Foreign investors dumped local shares and the Korean won lost ground against major currencies such as the U.S. dollar and the Japanese yen amid the growing preference for safe assets.

The benchmark KOSPI dropped by 50.48 points, or 2.4 percent, from the previous trading session to close at 2,053.93. 


Foreign currency dealers are seen at the main branch of Korea Exchange Bank in central Seoul on Monday. (Ahn Hoon/The Korea Herald)


Foreigners’ net selling came to 286.4 billion won ($253.4 million) on the main bourse. While institutional investors were also net sellers at 217.3 billion won, only small investors net bought with 493.3 billion won.

The secondary KOSDAQ also showed a bearish position to close at 752.01, down 2.24 percent from a session before.

Samsung Electronics fell by 3 percent, or 38,000 won to close at 1.23 million won, and a large portion of stocks in the top 50 by market capitalization, including SK Hynix, Hyundai Motor and Amore Pacific, underwent price falls.

Foreign investors, who actively purchased the Korean stocks between February and May, became net sellers from early June, when concerns were growing over the possibility of Greece’s exit from the eurozone.

The U.S. dollar strengthened versus the Korean won, climbing 3.5 won to close at 1,126.5 won.

The Japanese currency rose by 6.9 won to trade at 919.87 won per 100 yen as of 3 p.m.

While the won also posted weakness against the Chinese yuan, it appreciated against the euro, which closed at 1,246.8 won, down 1.05 won from a session before.

An analyst from Daishin Securities said he expected local stocks and currency would stay at a bearish position for a certain period as more investors are set to relocate their stance to non-risky assets.

In contrast, NH Investment & Securities analyst Lee Chang-mok downplayed the negative impact of the Greek crises. He predicted that the effect of a possible Grexit would be restricted to Greece, adding that “foreign investors’ net selling of Korean stocks would not be massive (in the coming days or weeks).”

Local policymakers have said they are drawing up a contingency plan to prepare for the fallout if Greece were to exit from the eurozone.

The Finance Ministry had said the financial crisis faced by Athens would have limited effect on Korea, in light of the latest rate cut and an extra budget backed by the government.

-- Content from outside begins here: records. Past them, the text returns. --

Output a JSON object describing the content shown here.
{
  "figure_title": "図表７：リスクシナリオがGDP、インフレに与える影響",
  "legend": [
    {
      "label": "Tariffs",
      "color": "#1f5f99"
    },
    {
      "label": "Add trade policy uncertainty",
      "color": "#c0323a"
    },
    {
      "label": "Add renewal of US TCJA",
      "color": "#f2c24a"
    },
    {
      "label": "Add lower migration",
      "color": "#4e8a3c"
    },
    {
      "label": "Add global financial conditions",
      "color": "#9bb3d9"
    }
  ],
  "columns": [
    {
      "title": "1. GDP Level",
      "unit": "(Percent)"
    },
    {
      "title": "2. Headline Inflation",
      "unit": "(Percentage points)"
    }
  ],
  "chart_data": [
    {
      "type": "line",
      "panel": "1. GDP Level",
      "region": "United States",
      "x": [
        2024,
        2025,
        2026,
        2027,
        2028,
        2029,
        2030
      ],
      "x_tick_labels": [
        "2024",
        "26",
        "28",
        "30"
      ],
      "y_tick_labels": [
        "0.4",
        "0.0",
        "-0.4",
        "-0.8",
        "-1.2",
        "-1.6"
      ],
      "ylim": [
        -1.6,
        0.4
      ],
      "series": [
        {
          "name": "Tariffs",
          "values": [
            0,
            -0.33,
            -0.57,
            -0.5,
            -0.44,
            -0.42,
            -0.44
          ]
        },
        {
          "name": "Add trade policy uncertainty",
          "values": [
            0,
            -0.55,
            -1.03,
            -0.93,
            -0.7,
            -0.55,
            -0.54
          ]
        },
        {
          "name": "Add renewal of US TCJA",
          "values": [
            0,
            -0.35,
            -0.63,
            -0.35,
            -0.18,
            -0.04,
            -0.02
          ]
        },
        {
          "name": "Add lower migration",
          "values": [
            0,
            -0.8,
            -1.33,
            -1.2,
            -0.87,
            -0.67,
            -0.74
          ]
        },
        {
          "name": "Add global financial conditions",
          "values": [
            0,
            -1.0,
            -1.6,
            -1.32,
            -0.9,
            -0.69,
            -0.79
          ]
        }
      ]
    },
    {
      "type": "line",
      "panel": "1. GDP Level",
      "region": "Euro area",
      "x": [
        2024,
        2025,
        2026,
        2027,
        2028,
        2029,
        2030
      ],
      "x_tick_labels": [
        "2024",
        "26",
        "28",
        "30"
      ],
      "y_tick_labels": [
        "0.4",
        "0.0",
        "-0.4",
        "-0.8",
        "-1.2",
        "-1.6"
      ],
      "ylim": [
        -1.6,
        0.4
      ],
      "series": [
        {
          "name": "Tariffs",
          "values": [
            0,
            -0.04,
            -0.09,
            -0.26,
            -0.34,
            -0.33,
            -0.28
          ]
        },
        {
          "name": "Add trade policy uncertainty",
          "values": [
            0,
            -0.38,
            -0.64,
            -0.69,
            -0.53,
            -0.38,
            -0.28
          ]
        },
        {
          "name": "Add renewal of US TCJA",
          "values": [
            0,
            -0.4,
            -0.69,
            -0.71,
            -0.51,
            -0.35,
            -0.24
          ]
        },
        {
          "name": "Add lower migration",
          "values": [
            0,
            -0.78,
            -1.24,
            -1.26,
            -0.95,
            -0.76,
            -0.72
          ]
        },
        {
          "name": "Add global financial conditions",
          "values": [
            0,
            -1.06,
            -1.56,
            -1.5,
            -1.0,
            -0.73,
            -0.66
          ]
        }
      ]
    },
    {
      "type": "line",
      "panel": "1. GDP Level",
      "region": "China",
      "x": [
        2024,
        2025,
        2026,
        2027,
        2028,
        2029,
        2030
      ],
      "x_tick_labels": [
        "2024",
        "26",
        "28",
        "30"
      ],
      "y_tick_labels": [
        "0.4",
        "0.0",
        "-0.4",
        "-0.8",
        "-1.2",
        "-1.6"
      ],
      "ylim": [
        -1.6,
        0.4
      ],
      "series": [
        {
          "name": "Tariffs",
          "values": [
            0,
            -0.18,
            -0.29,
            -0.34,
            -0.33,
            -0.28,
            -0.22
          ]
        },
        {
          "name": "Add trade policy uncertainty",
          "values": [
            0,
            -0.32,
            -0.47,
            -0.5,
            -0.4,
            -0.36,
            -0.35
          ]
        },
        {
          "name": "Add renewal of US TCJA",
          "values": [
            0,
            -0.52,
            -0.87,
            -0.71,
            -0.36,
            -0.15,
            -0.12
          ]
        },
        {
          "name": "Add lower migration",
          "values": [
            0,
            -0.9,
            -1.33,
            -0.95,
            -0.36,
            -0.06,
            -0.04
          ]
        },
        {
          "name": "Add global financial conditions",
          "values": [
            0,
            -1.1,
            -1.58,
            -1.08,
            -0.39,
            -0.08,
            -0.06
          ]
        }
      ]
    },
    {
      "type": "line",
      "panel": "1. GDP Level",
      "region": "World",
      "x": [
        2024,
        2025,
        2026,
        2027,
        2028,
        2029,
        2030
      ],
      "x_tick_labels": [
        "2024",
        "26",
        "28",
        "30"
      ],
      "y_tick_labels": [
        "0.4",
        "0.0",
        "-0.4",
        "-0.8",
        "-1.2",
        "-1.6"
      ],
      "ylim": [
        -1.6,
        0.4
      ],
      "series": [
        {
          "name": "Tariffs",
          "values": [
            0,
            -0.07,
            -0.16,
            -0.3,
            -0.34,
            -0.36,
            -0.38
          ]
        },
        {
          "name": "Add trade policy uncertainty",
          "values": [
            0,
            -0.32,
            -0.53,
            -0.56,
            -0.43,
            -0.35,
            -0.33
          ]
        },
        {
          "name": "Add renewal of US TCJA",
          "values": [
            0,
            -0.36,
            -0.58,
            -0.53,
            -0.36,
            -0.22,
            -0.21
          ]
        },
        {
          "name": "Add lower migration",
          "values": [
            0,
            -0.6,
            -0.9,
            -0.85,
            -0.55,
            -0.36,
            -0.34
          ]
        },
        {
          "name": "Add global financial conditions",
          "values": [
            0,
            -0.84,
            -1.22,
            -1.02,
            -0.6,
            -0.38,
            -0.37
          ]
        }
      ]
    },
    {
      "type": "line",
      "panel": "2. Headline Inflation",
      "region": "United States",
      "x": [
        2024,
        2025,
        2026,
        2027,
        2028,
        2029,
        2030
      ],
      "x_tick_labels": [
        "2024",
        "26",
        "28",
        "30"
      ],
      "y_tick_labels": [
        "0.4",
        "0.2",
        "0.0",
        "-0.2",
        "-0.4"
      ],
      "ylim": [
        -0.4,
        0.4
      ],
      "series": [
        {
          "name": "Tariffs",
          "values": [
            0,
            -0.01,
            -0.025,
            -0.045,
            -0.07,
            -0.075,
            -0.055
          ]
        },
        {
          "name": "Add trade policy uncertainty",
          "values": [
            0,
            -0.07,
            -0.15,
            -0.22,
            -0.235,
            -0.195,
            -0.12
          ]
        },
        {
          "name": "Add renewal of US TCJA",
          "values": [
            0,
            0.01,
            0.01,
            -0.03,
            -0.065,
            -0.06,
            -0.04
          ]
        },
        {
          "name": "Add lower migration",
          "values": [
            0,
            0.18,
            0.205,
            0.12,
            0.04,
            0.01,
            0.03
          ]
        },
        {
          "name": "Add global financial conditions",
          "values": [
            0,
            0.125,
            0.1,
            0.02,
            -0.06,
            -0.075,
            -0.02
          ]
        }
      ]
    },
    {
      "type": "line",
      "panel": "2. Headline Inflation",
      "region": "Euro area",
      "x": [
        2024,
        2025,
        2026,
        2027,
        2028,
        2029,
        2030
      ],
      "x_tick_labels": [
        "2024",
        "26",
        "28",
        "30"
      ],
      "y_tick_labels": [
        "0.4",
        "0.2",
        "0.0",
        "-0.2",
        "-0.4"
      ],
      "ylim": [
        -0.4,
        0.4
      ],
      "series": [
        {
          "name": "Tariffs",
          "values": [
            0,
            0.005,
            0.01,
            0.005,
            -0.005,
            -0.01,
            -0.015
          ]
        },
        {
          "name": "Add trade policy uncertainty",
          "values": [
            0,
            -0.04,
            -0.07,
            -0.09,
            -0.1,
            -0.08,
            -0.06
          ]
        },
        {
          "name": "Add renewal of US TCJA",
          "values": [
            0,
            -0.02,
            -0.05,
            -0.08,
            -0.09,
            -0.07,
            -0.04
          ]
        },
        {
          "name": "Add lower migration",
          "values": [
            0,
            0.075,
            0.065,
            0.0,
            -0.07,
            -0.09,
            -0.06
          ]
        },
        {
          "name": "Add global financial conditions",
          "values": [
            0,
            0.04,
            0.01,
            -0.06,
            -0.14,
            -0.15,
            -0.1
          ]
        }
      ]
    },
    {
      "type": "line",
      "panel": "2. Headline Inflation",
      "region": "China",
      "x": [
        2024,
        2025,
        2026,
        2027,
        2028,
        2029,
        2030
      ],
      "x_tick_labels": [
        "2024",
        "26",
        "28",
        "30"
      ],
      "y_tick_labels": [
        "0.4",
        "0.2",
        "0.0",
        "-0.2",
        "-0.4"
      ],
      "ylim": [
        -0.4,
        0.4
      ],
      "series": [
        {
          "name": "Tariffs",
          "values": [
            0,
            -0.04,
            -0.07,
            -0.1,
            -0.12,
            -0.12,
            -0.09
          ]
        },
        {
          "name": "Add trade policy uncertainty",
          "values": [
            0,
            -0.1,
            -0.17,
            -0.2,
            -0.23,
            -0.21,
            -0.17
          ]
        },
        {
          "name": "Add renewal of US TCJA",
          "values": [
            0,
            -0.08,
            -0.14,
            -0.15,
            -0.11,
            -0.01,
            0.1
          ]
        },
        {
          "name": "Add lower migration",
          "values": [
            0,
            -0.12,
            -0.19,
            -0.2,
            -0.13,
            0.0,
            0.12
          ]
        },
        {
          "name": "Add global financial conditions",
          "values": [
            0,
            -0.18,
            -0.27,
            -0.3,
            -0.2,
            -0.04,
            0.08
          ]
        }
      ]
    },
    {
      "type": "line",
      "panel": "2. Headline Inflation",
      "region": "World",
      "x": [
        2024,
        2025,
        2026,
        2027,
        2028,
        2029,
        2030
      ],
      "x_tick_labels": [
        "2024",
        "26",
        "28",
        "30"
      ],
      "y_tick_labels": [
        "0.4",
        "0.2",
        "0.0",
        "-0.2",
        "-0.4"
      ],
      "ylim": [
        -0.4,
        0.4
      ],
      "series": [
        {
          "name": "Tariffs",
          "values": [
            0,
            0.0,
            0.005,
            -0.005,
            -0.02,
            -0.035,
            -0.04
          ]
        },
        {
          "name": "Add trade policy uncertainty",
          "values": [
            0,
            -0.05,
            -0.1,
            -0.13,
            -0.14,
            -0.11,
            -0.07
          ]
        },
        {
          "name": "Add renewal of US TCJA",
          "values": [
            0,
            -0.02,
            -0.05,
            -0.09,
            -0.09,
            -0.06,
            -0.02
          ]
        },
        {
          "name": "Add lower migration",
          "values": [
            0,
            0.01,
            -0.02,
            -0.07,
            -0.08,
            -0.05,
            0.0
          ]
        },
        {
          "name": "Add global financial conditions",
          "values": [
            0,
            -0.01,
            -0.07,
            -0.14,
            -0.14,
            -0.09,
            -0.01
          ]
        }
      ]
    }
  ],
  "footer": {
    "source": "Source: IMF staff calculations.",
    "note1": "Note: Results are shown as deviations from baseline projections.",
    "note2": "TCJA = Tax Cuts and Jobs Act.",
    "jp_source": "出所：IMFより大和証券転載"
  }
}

But down the line, the country may feel the effects if European banks pull out their money amid continued chaos in Greece. Officials at the Bank of Korea also held an emergency meeting to discuss the possible fallout that could affect local markets.

The ministry said ― in close coordination with the Financial Services Commission, the Financial Supervisory Service and the Bank of Korea ― it plans on keeping close tabs on any increased volatility in the currency and bond markets. Officials agreed to take appropriate steps if needed.